Among the major private equity deals that marked last year were loans that can be converted into equity amounting to $20 million by Aureos Capital, €19 million ($24 million) by AfricInvest and $10 million by Swedfund to UAP Holdings Ltd during the firm’s initial IPO last year.
In October last year, London-based private equity fund Actis raised $278 million for real estate projects in sub-Saharan Africa, of which $30 million to $40 million is to be used on Garden City, a development outside Nairobi, which is expected to cost about $145 million over a five-year period.
Carlyle and Standard Chartered PE invested $210 million in Export Trading Group, an agribusiness company in Tanzania, while Duet Africa PE invested $90 million in Dashen Brewery in Ethiopia.
Aureos Capital also invested $2.75 million in Revital Healthcare, a medical equipment manufacturer and in 2011 it invested $2.35 million in Nairobi Women’s Hospital.
The World Bank’s lending arm, the International Finance Corporation (IFC), participated in last year’s rights issues of Kenya Airways and Diamond Trust Bank and also bought 45.22 million shares or a 2.78 per cent stake in Uganda’s power distributor Umeme.
Last month, IFC disclosed that it will make a $5 million equity investment in Gulf African Bank for a 15 per cent stake.
Pearl Capital Partners (PCP) early this year announced that it had approved a $2.35 million investment through debt and equity for a 16 per cent stake in Midlands, a Kenyan food processing firm.

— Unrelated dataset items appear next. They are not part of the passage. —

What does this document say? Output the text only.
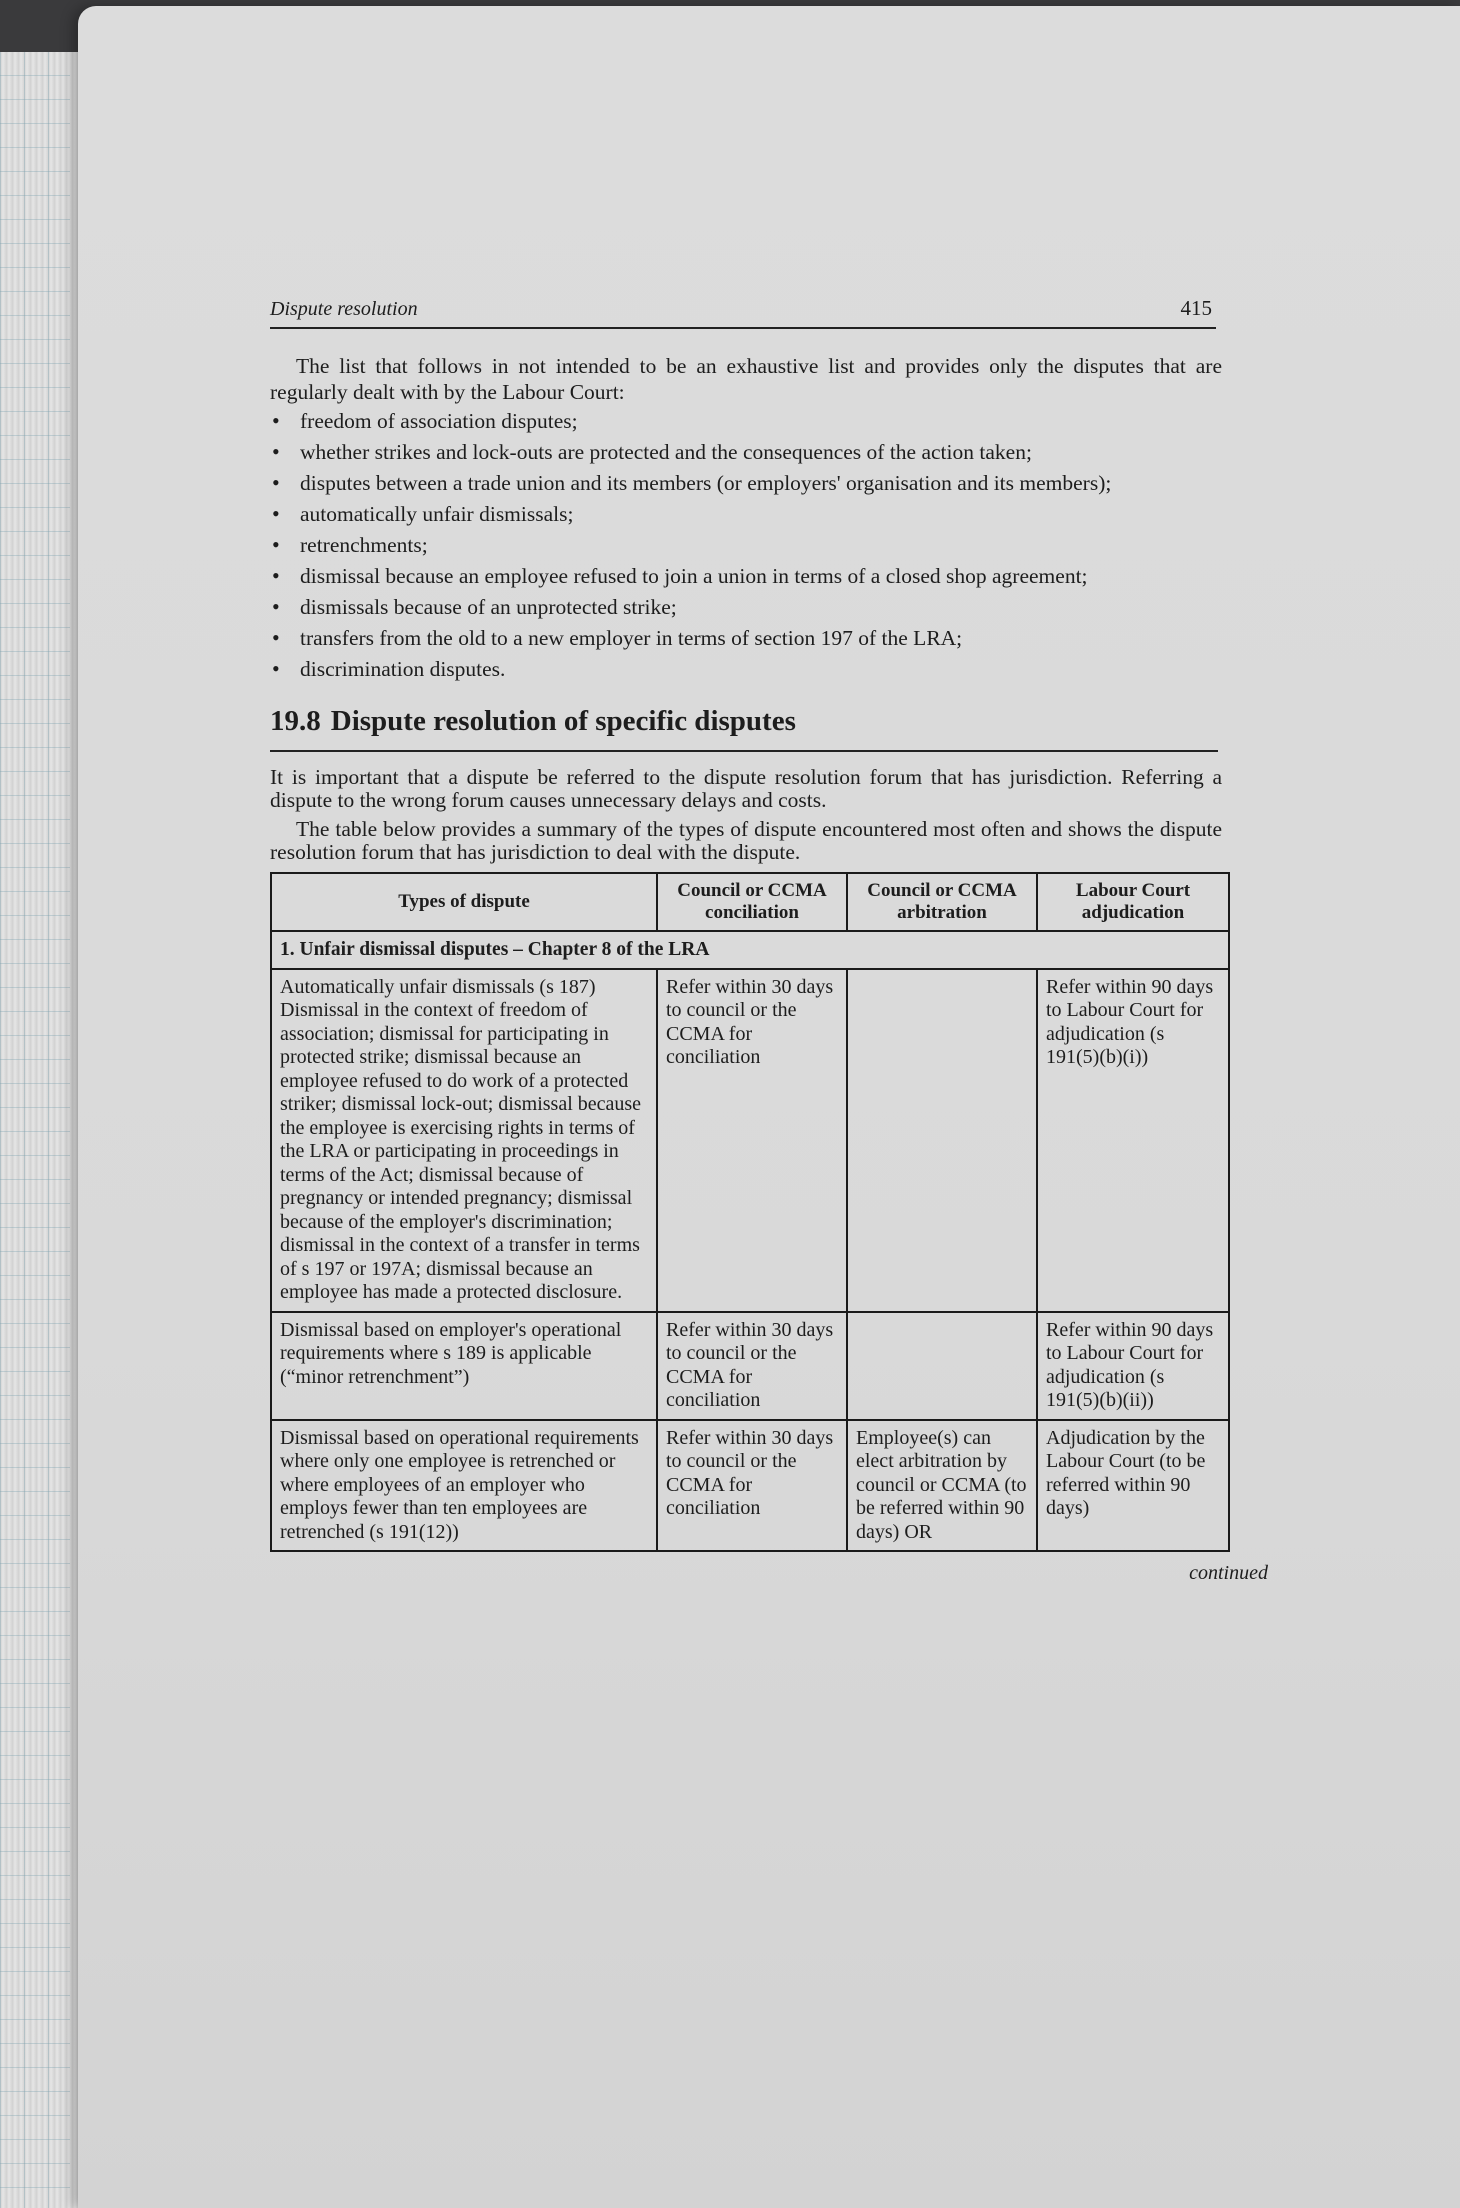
Dispute resolution	415

The list that follows in not intended to be an exhaustive list and provides only the disputes that are regularly dealt with by the Labour Court:

• freedom of association disputes;
• whether strikes and lock-outs are protected and the consequences of the action taken;
• disputes between a trade union and its members (or employers' organisation and its members);
• automatically unfair dismissals;
• retrenchments;
• dismissal because an employee refused to join a union in terms of a closed shop agreement;
• dismissals because of an unprotected strike;
• transfers from the old to a new employer in terms of section 197 of the LRA;
• discrimination disputes.
19.8 Dispute resolution of specific disputes

It is important that a dispute be referred to the dispute resolution forum that has jurisdiction. Referring a dispute to the wrong forum causes unnecessary delays and costs.

The table below provides a summary of the types of dispute encountered most often and shows the dispute resolution forum that has jurisdiction to deal with the dispute.

Types of dispute	Council or CCMA conciliation	Council or CCMA arbitration	Labour Court adjudication
1. Unfair dismissal disputes – Chapter 8 of the LRA			

Automatically unfair dismissals (s 187)
Dismissal in the context of freedom of association; dismissal for participating in protected strike; dismissal because an employee refused to do work of a protected striker; dismissal lock-out; dismissal because the employee is exercising rights in terms of the LRA or participating in proceedings in terms of the Act; dismissal because of pregnancy or intended pregnancy; dismissal because of the employer's discrimination; dismissal in the context of a transfer in terms of s 197 or 197A; dismissal because an employee has made a protected disclosure.	Refer within 30 days to council or the CCMA for conciliation		Refer within 90 days to Labour Court for adjudication (s 191(5)(b)(i))
Dismissal based on employer's operational requirements where s 189 is applicable (“minor retrenchment”)	Refer within 30 days to council or the CCMA for conciliation		Refer within 90 days to Labour Court for adjudication (s 191(5)(b)(ii))
Dismissal based on operational requirements where only one employee is retrenched or where employees of an employer who employs fewer than ten employees are retrenched (s 191(12))	Refer within 30 days to council or the CCMA for conciliation	Employee(s) can elect arbitration by council or CCMA (to be referred within 90 days) OR	Adjudication by the Labour Court (to be referred within 90 days)
continued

PCP also said that it had sold its 36 per cent stake in Africert, a Kenyan agricultural firm, to a local investment company.

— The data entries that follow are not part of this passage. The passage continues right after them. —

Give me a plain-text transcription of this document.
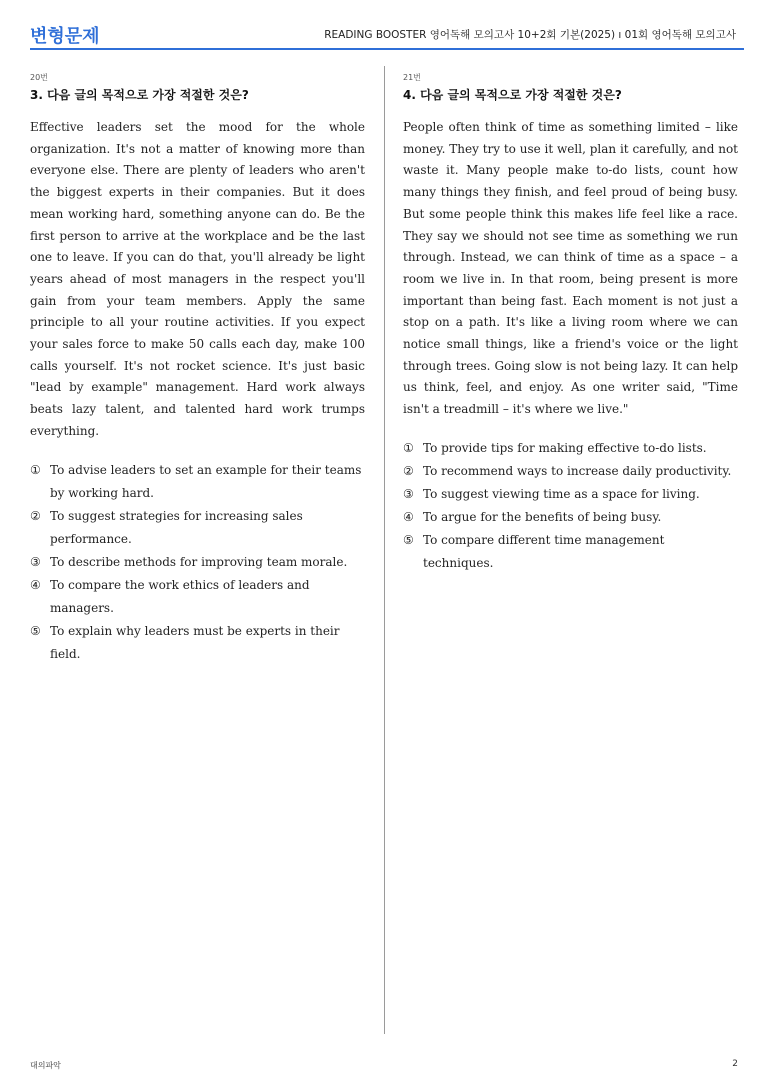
변형문제	READING BOOSTER 영어독해 모의고사 10+2회 기본(2025) ı 01회 영어독해 모의고사
20번
3. 다음 글의 목적으로 가장 적절한 것은?

Effective leaders set the mood for the whole organization. It's not a matter of knowing more than everyone else. There are plenty of leaders who aren't the biggest experts in their companies. But it does mean working hard, something anyone can do. Be the first person to arrive at the workplace and be the last one to leave. If you can do that, you'll already be light years ahead of most managers in the respect you'll gain from your team members. Apply the same principle to all your routine activities. If you expect your sales force to make 50 calls each day, make 100 calls yourself. It's not rocket science. It's just basic "lead by example" management. Hard work always beats lazy talent, and talented hard work trumps everything.

① To advise leaders to set an example for their teams by working hard.
② To suggest strategies for increasing sales performance.
③ To describe methods for improving team morale.
④ To compare the work ethics of leaders and managers.
⑤ To explain why leaders must be experts in their field.
21번
4. 다음 글의 목적으로 가장 적절한 것은?

People often think of time as something limited – like money. They try to use it well, plan it carefully, and not waste it. Many people make to-do lists, count how many things they finish, and feel proud of being busy. But some people think this makes life feel like a race. They say we should not see time as something we run through. Instead, we can think of time as a space – a room we live in. In that room, being present is more important than being fast. Each moment is not just a stop on a path. It's like a living room where we can notice small things, like a friend's voice or the light through trees. Going slow is not being lazy. It can help us think, feel, and enjoy. As one writer said, "Time isn't a treadmill – it's where we live."

① To provide tips for making effective to-do lists.
② To recommend ways to increase daily productivity.
③ To suggest viewing time as a space for living.
④ To argue for the benefits of being busy.
⑤ To compare different time management techniques.
대의파악	2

“There is greater optimism for the region in 2013. Kenya, its hub, is expected to experience increased activity, as investors who had adopted a wait-and-see approach pending the outcome of Kenya’s election, kick-start their investment efforts. Kenya will continue to be a key driver of East African investments,” said Deloitte East Africa.
According to the survey, a majority of the PE funds or 44 per cent said they will be focusing on new investments over the next one to one-and-a-half years, followed by 33 per cent who said that they will focus on managing their existing portfolio, while 21 per cent said that they will focus on raising new funds.
Competition for new investment opportunities in East Africa is expected to jump, according to 86 per cent of the PE funds, compared with only 43 per cent last year.